Iran’s Medical Council says no doctor has the right to refuse to accept and examine a patient over hijab issues.

However, the head of Medical Council, Mohammad Rais-Zadeh, said Sunday that no hijab-related case has been sent to the council so far.

The ruling follows reports of a doctor refusing to accept a veiled patient in the northeastern city of Mashhad.

In February, a medical office in the northeastern Iranian city of Kashmar was shut when a doctor there objected to a woman harassing a patient over her “improper clothing”.

Earlier in February, Iran’s Health Minister Bahram Einollahi said violation of hijab regulations is considered a crime at hospitals and if they do not abide by hijab regulations, they will not receive approval to operate. He added that public hospitals have been required to comply with the hijab law and provide services to women by female staff.

“Women's ultrasound should be performed by women, and in some cases that we do not have enough radiologists, we ask female general practitioners and gynecologists to be given short-term training,” underlined the minister.

The clerical regime continues to strictly enforce the "mandatory hijab", despite the mass protests that followed the death in custody last September of 22-year-old Mahsa Amini, who had been arrested by the morality police for defying modesty rules.

About a month before the death of Mahsa Amini, the so-called morality police had started patrolling medical and academic centers in Iran’s northeastern city of Mashhad to enforce compliance with the Islamic dress code. Social media users earlier reported the presence of teams from what the Islamic Republic calls the ‘Enjoining right and forbidding vice headquarters’ in various wards of hospitals and medical centers in other cities, with some reports of pressures on hospitals to separate male and female patients admitted to the ICU.

The uprising has made it increasingly difficult for the clerical regime to enforce the mandatory Islamic dress code. Appearing in public without a full veil has become a common sight even in small and more conservative towns. Since the beginning of the ‘Women, Life, Liberty’ movement in September last year, thousands of girls and women have set fire to their headscarves in a symbolic move and voiced opposition to compulsory hijab.

The head of Iran's Medical Council, Mohammad Rais-Zadeh

Rais-Zadeh also voiced his concern over the low income of doctors and surgeons, saying current wages mean no one would study for many years to qualify.

Iran’s medical profession is facing a crisis as more and more doctors leave the country for better wages and working conditions.

Driven by economic and professional problems, as well as lack of social and political freedoms, an increasing number of Iran's healthcare professionals emigrate.

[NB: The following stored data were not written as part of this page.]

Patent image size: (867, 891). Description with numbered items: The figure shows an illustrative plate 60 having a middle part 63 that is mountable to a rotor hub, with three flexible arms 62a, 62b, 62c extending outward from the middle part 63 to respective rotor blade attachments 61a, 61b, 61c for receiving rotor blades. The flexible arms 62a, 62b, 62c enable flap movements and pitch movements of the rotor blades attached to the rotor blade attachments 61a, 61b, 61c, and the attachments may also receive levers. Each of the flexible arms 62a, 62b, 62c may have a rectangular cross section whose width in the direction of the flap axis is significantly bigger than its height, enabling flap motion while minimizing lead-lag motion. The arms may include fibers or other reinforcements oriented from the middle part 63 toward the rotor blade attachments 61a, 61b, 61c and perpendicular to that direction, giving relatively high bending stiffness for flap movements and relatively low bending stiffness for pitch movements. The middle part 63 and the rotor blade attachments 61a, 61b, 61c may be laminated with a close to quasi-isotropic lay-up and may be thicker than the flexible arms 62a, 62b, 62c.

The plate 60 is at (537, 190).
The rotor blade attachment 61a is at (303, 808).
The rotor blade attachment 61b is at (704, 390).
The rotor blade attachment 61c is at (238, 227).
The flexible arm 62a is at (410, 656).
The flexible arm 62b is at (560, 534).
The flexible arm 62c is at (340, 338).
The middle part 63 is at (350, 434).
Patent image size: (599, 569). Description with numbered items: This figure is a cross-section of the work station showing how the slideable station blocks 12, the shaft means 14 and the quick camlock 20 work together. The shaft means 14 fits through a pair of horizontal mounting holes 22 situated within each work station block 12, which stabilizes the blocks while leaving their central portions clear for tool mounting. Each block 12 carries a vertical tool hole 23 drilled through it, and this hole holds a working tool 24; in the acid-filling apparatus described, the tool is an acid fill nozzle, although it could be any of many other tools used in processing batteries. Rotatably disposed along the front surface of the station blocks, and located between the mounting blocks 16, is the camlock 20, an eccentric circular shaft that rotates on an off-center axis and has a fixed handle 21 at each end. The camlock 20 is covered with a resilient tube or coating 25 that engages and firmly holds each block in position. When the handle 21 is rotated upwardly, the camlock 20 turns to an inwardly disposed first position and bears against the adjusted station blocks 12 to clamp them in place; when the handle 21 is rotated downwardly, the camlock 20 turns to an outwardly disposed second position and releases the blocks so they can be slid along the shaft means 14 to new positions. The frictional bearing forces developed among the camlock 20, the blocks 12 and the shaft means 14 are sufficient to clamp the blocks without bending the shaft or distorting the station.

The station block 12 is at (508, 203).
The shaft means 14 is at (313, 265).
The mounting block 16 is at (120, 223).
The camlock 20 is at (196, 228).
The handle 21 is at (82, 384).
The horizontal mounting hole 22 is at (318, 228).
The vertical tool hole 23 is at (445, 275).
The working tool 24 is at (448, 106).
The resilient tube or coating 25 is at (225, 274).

There are no transparent data on the emigration of healthcare and other professionals, but medical officials and lawmakers often offer fragmentary information on the scope of the problem. The number of doctors emigrating has more than doubled in the past decade, according to one report.

Thousands of physicians, dentists, midwives, and nurses have either emigrated in the past few years or are planning to leave for other countries. Many in Iran, including lawmakers, have repeatedly warned that the ever-increasing desire of healthcare professionals to leave will result in the deterioration of the country’s healthcare system.

In February, Mohammad Sharifi-Moghadam, a member of the central council of Iran's Nurses’ Organization, said between 2,500 to 3,000 nurses were emigrating from Iran each year, based on the number of requests for good standing certificates, confirming that the applicant is entitled to practice medicine in the country.

The average salary for a doctor in Iran is about $400 per month, against ten as much or more in the US and UK. Physicians and other health professionals’ maximum fees as well as private hospitals’ tariffs are set and announced by the government annually.

Mohammad-Ali Mohseni-Bandpey, a member of the parliament health committee, said last year that wrong government policies affecting doctors included ignoring their needs and demands and refusing to allow them to raise their fees despite higher costs of living and running their practices. According to Mohseni-Bandpey, despite an almost 50 percent annual inflation rate, the government is trying to prevent a similar increase in doctors’ fees, to keep healthcare costs down. He suggested that the government should allow them to increase their fees but shift the burden to insurance companies rather than patients.

Doctors in Iran must also contend with a lack of adequate medical equipment and resources.

With fewer doctors available to provide care, the quality of medical care in Iran is declining, especially in rural areas, where access is already limited.

Moreover, medical schools are struggling to attract and retain students, leaving the future of the medical profession in Iran in doubt.

A major investment in the healthcare system, as well as increased funding for medical schools and hospitals is required to salvage the situation and stop the flood of emigrating doctors. However, Iran’s dire financial plight means such investment is impossible for the foreseeable future.